Les livres, comme les films, mériteraient leurs prix du personnage féminin, de la lumière ou du second rôle. Mais ni le Goncourt, le Renaudot ou le Fémina ne tolèrent la moindre nuance dans leur palmarès. À peine peut-on séparer leurs publics (le prix des lycéens, le prix des libraires…). Imaginez un peu : Le Médicis du grand style, Le Prix de l’académie française du meilleur personnage, L’Interallié de la première page.
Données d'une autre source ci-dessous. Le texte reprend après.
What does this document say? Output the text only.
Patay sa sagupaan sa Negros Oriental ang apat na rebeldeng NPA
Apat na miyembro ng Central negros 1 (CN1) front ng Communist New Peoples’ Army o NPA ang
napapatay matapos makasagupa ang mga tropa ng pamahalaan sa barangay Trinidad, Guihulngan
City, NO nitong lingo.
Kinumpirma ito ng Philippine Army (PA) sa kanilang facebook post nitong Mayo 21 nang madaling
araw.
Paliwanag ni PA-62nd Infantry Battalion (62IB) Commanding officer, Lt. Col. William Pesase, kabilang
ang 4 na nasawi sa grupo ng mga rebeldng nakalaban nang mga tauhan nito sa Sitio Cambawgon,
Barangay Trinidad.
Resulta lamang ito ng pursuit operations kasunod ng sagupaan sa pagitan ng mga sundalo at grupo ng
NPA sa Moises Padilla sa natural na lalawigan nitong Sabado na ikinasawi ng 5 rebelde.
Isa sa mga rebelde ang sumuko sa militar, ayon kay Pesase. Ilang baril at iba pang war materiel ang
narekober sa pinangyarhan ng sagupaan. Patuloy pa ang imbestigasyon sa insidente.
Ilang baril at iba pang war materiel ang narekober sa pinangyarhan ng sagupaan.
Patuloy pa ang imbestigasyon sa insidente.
Car oui, mon palmarès ne se limiterait pas au paresseux décalque des prix attribués chaque année sur la Croisette. Disséquer l’œuvre littéraire pour en louer séparément les vertus, c’est reconnaître tout ce qui, en elle, participe à son génie.

Notre palmarès

118240 PhotoNMathieuMPourchetEt pour ce palmarès fantasque, j’ai déjà mes illustres nominés (que je ne pioche pas dans la seule actualité récente). Celui de la phrase de génie reviendrait – cela n’étonnera aucun de mes lecteurs assidus – à Pierre Michon, pour l’ensemble de son œuvre. Je ne m’épancherai pas davantage sur les raisons de cette nomination, déjà bien expliquée ici. Aurélien Bellanger se voit décerner le prix de l’écriture contemporaine, qu’il obtient pour Le grand Paris et pour Téléréalité. Observateur distant mais implacable de notre société, ses univers politiques et médiatiques, qu’il dissèque et décrit avec une intelligence remarquable. Le prix du récit d’Histoire – qui n’est pas le roman historique – revient sans hésiter à Éric Vuillard, pour son écriture à hauteur d’hommes ; lui qui donne à voir – par des événements présumés secondaires – des pans méconnus ou mal compris de notre histoire (mention spéciale pour le plus récent, une Sortie honorable).

Passons maintenant aux personnages. Sur le banc des nominés : Maria Pourchet et Nicolas Mathieu. La première pour le personnage de Clément dans Feu (roman génial qui mériterait aussi le prix de la construction narrative). Le second pour celui d’Hélène dans Connemara. Mon prix du second rôle féminin va chercher beaucoup plus loin dans l’histoire littéraire : la sœur de Constance dans l’Amant de Lady Chatterley, personnage certes secondaire mais déterminant et construit avec tant de soin, d’intelligence et de justesse, ou celui de Mariette, la vieille domestique d’Ariane et Solal dans Belle du Seigneur, contrepoint indispensable face aux deux héros bellâtres qu’elle contemple avec ironie et distance. Le second rôle masculin est un baron de Charlus ou un marquis de Saint Loup, personnages dessinés avec minutie et génie à la fois, pour lesquels l’emploi de l’adjectif “secondaire” représente d’ailleurs une offense.

Imaginer des prix littéraires de cet acabit, au-delà du seul amusement intellectuel que cela procure, ce serait reconnaître que la perfection littéraire n’existe pas, qu’elle peut se nicher dans une idée, un style, un personnage ou une phrase. Ce serait déconstruire et renforcer à la fois la sacro-sainte œuvre littéraire, casser le mythe de l’absolu et sortir de nos rigidités d’appréciation et de jugement. Ce serait aussi un moyen de séparer-l’œuvre-de-l’artiste, sortir par le haut des clivages de plus en plus récurrents sur le sort à consacrer aux livres géniaux pondus par des auteurs présumés infréquentables. Cette diversion serait de bon augure : c’est la littérature émancipée de son auteur qui serait célébrée, dans toute sa nuance et sa complexité.